Transcription, Editing and Markup: Paul Saba
Copyright: This work is in the Public Domain under the Creative Commons Common Deed. You can freely copy, distribute and display this work; as well as make derivative and commercial works. Please credit the Encyclopedia of Anti-Revisionism On-Line as your source, include the url to this work, and note any of the transcribers, editors & proofreaders above.

All too often the idea of a Labor Party crops up as a solution for the myriad of problems facing workers.

At the West Coast Labor Notes Conference in Oakland (see the previous issue of TNV), it came up again. Many people talked about founding a “mass labor party.” The conference did not allow specific decisions or resolutions, so labor party champions popped up here and there, advancing their position in any context they could find. No matter what the discussion or the issue at hand, someone would be sure to say, “What we really need is a mass labor party.”

These sentiments are wrong, and they threaten to distract the working-class movement from more important and productive work. The labor party scheme would be to the class struggle as a whole exactly what it was in Oakland: a diversion.


The sentiment for a labor party arises from the failure of the Democratic Party to meet the needs of the working class. That part of the argument is true. However, the appropriate conclusion to draw from the Democratic betrayal is that electoral politics as a whole serve the ruling class, not that workers need a new party.

At a caucus arranged for public sector workers at the conference, several people made their obligatory call for a labor party. They said it would be especially helpful for public workers, who are thrown into electoral politics every day of their lives whether they like it or not.

One person disagreed. She pointed out that her experience as a public worker and as a representative of public workers taught her to be wary of programs to make the political system “work” for the rank and file. Her union had backed any number of “friends of labor” for city councils, boards of supervisors, school boards, etc.; in the end, all the politicians had to make peace with the system.

She said: “We spend hours trying to figure out how workers should relate to elected bosses. Our members understand they must be active in the electoral arena, but sometimes they forget that we cannot rely on a ’sympathetic’ politician any more than industrial workers can rely on a plant manager who pledges to ’work with the union.’

Under the onslaught of economic crisis and Reaganism, working people are searching out effective ways to fight back. The level of struggle is still low, but in one case workers have already shown their disillusionment with the system: They have boycotted electoral politics in increasing numbers.

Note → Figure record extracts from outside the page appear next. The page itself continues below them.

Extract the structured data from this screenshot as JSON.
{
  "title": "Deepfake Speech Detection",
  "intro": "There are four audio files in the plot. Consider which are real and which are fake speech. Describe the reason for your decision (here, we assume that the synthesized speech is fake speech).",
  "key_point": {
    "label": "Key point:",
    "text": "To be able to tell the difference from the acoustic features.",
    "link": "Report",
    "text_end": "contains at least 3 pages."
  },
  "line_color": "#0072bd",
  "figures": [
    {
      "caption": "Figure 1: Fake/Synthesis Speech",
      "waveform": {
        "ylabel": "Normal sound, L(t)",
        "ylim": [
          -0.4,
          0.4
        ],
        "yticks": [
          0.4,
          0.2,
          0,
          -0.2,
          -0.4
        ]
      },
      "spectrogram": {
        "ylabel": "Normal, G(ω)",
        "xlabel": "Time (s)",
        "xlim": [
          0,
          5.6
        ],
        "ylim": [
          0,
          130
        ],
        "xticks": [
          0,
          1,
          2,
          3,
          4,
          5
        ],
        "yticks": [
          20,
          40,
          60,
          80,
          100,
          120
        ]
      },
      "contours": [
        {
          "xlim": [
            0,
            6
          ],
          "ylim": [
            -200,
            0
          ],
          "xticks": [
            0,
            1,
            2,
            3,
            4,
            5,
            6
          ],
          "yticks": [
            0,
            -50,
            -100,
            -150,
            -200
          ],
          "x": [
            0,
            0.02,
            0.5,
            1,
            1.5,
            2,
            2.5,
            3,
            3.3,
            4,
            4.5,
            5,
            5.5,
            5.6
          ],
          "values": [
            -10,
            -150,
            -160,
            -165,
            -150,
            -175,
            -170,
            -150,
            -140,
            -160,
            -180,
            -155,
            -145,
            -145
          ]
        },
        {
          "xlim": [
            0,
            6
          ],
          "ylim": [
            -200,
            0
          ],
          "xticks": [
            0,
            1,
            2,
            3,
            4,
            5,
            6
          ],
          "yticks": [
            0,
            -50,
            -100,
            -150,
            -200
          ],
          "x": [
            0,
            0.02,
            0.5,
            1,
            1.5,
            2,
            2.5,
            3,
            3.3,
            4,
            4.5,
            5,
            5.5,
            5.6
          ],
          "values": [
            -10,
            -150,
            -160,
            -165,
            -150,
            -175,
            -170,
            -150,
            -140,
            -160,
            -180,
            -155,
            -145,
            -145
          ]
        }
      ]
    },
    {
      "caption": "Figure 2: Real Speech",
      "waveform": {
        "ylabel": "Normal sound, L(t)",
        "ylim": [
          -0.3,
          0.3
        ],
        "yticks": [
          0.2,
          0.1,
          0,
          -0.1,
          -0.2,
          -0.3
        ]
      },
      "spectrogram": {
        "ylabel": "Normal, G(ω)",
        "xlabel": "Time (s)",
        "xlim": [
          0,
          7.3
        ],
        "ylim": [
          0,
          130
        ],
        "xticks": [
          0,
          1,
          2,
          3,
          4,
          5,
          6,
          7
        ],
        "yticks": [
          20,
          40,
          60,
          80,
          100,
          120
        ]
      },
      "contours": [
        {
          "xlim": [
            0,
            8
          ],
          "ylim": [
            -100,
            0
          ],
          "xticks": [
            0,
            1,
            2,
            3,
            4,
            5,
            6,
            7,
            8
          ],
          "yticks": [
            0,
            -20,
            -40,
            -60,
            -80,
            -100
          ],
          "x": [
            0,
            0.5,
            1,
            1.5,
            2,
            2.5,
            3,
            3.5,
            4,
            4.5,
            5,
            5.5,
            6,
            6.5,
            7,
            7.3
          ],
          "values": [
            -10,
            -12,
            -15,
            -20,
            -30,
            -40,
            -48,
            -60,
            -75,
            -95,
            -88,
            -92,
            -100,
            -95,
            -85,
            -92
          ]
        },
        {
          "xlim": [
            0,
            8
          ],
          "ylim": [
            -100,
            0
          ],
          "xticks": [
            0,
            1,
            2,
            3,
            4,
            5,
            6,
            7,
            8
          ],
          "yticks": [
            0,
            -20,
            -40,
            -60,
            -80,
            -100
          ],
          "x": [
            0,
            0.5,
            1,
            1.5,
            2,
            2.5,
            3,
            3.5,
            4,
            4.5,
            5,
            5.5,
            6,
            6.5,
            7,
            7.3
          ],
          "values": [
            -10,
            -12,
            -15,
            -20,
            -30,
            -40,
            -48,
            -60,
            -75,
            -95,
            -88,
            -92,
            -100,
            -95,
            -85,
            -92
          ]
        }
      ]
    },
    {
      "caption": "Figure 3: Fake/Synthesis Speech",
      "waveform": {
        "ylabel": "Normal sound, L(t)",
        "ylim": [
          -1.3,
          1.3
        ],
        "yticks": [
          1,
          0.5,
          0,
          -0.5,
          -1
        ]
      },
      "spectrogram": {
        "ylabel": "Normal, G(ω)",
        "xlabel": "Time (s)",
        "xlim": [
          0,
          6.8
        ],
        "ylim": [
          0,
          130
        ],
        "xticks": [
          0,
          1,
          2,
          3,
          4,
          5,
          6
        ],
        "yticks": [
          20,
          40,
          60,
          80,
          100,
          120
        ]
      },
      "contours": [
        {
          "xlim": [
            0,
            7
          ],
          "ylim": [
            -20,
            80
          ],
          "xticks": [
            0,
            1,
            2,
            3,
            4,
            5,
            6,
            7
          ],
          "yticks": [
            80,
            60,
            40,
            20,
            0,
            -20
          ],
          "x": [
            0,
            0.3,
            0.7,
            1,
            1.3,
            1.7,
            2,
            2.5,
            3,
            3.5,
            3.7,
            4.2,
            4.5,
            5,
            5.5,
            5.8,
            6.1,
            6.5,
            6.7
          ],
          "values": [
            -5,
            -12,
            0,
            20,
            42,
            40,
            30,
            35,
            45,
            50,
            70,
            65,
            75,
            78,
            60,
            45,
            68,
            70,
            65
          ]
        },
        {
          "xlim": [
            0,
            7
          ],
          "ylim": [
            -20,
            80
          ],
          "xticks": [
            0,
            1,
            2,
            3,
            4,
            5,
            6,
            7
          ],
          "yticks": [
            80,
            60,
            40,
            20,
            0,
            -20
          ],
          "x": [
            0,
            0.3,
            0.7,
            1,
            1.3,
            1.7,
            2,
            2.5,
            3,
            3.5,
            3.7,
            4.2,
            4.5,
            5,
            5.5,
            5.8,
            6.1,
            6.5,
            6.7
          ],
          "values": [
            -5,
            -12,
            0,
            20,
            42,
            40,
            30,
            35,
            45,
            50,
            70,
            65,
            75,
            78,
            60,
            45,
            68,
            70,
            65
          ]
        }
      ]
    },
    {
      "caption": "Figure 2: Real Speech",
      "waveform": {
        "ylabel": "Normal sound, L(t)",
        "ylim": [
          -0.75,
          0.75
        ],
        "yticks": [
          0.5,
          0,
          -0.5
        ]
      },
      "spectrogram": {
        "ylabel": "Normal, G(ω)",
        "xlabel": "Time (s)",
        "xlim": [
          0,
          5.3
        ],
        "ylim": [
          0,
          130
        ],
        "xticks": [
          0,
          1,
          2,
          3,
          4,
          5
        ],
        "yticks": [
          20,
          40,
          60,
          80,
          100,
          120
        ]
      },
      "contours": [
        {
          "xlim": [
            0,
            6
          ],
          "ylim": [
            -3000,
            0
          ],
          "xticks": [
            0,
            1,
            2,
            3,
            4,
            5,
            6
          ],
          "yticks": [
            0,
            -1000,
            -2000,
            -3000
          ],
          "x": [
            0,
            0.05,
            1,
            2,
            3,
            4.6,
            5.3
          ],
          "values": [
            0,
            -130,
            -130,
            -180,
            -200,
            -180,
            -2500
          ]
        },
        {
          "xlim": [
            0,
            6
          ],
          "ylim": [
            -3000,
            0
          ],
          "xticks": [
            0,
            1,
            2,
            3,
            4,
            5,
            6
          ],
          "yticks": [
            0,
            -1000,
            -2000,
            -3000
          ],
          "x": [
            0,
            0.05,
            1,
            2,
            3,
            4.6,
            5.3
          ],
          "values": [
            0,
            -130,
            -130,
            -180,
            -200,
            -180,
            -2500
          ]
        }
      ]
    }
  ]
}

There are two paths open to revolutionaries at this time. We can work hard among the masses, organizing their growing sense of resistance into meaningful struggles against the system that oppresses them. Or we can embrace “practical” schemes and projects that drag people back to the various frauds of capitalism. Forming a labor party comes under the second category.

The left wing of the labor movement will not find the masses in a labor party. Activists who rally to that banner will do all the work of organizing the party, only to find the apparatus firmly in the hands of sell-out union bureaucrats. Meanwhile, the workers will languish in disillusionment, waiting for leaders who are too busy building a labor party to advance the struggle.

There is no doubt that workers and their revolutionary leaders must pay close attention to what happens in electoral politics and jump into the fray when the need arises. But whether we are talking about this arena of the class struggle or any other, what the working class needs now is diligent, militant organization.

A revolution that crushes capitalism and establishes socialism is the only way to solve problems facing U.S. workers. A revolution of this kind requires a communist party. A scientific outlook, strict discipline and revolutionary commitment to the working class is the form this party will take...not a business-as-usual political party under a new label.